Prepare the following exercises for discussion in class on
Thursday, November 17.
Exercises
Given the full joint distribution in Figure 13.3 of the course
book, calculate the following:
P(toothache)
P(Cavity)
P(Toothache|cavity)
P(Cavity|toothache ∨ catch)
Show that the statement
P(A,B|C)=P(A|C)P(B|C)
is equivalent to either of the statements
P(A|B,C)=P(A|C) and P(B|A,C)=P(B|C)
Often we need to carry out reasoning over some pair of variables X, Y
conditioned on the value of other variable E.
[a]Using the definitions of conditional probabilities, prove the
conditionalized version of the product rule:
P(x, y | e) = P(x | y, e)
P(y | e)
Prove the conditionalized version of Bayes’ rule:
P(y | x, e) = P(x |
y, e) P(y | e) / P(x | e)
Following the example on medical diagnosis of Section 13.5.1 of
the text book, give the probability P(M|s) by completing the
normalization calculation. Assume 0.05 as a reasonable value for
P(s|¬ m) and ignore the value for P(s).
Three prisoners A, B, C are in their cells. They are told
that one of them will be executed the next day and the others will be
pardoned. Only the gorvenor knows who will be executed. Prisoner A
asks the guard a favor. “Please ask the governor who will be
executed, and then tell either prisoner B or C that they will be
pardoned.” The guard does as was asked and then comes back and tells
prisoner A that he has told prisoner B that he (B) will be
pardoned. What are prisoner A’s chances of being executed, given
this message? Is there more information than before his request to the
guard? At least two approaches are possible to answer this questions:
classical probability and via Bayes’ rule. Develop them both. [This
problem adapted from Pearl 1988, is also a variant of another rather
famous puzzle:
you are given the choice of three doors. Behind one door is a car;
behind the others, goats. They are placed randomly. After you have
chosen a door, the door remains closed. Another person, who knows what
is behind the doors, now has to open one of the two remaining doors,
and the door he opens must have a goat behind it. If both remaining
doors have goats behind them, he chooses one randomly. You are now
posed with the question, whether you want to stay with your first
choice or to switch to the last remaining door. ]

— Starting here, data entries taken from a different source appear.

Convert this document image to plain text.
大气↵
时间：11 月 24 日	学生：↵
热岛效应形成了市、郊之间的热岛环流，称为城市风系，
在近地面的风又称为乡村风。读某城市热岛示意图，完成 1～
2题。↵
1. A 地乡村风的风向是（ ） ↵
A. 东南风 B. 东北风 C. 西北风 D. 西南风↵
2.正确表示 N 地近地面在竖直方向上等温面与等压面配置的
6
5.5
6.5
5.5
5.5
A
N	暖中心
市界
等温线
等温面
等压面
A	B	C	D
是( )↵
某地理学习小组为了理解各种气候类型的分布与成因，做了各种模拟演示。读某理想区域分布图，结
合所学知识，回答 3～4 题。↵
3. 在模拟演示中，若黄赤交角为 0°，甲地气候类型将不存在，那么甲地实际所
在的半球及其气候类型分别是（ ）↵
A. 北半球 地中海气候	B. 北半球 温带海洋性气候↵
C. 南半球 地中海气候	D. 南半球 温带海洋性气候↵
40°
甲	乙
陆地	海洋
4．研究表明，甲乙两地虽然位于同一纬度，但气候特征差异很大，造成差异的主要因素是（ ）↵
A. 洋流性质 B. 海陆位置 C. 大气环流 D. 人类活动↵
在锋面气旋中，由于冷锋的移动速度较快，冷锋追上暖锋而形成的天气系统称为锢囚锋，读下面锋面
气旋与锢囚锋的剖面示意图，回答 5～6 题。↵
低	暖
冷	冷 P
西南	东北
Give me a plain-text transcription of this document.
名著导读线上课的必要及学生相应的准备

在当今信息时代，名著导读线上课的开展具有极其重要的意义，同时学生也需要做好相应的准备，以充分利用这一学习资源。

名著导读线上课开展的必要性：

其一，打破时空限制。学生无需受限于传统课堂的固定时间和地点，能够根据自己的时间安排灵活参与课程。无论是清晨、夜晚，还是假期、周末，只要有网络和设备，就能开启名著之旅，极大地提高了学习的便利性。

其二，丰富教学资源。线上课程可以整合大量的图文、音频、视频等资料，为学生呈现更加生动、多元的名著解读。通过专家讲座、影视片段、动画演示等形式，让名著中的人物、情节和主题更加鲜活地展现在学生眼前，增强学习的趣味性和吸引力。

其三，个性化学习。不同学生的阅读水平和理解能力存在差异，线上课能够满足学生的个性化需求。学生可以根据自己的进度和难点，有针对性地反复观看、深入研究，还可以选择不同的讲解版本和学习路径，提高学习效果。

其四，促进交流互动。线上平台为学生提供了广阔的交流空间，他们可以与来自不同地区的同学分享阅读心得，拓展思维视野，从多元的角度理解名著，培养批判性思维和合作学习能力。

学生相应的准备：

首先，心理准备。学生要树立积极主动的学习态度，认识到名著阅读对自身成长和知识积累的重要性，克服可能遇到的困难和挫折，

Suppose that you go out to purchase an automobile. The probability
that you will go to dealer 1, d1 is 0.2. The probability of going
to dealer 2, d2 is 0.4. There are only three dealers you are
considering and the probability that you go to the third, d3 is
0.4. At d1 the probability of purchasing a particular automobile,
a1, is 0.2.; at dealer d2 the probability of purchasing a
automobile a1 is 0.4. Finally, at dealer d3, the probability of
purchasing a1 is 0.3. Suppose you purchase automobile a1. What
is the probability that you purchased it at dealer d2?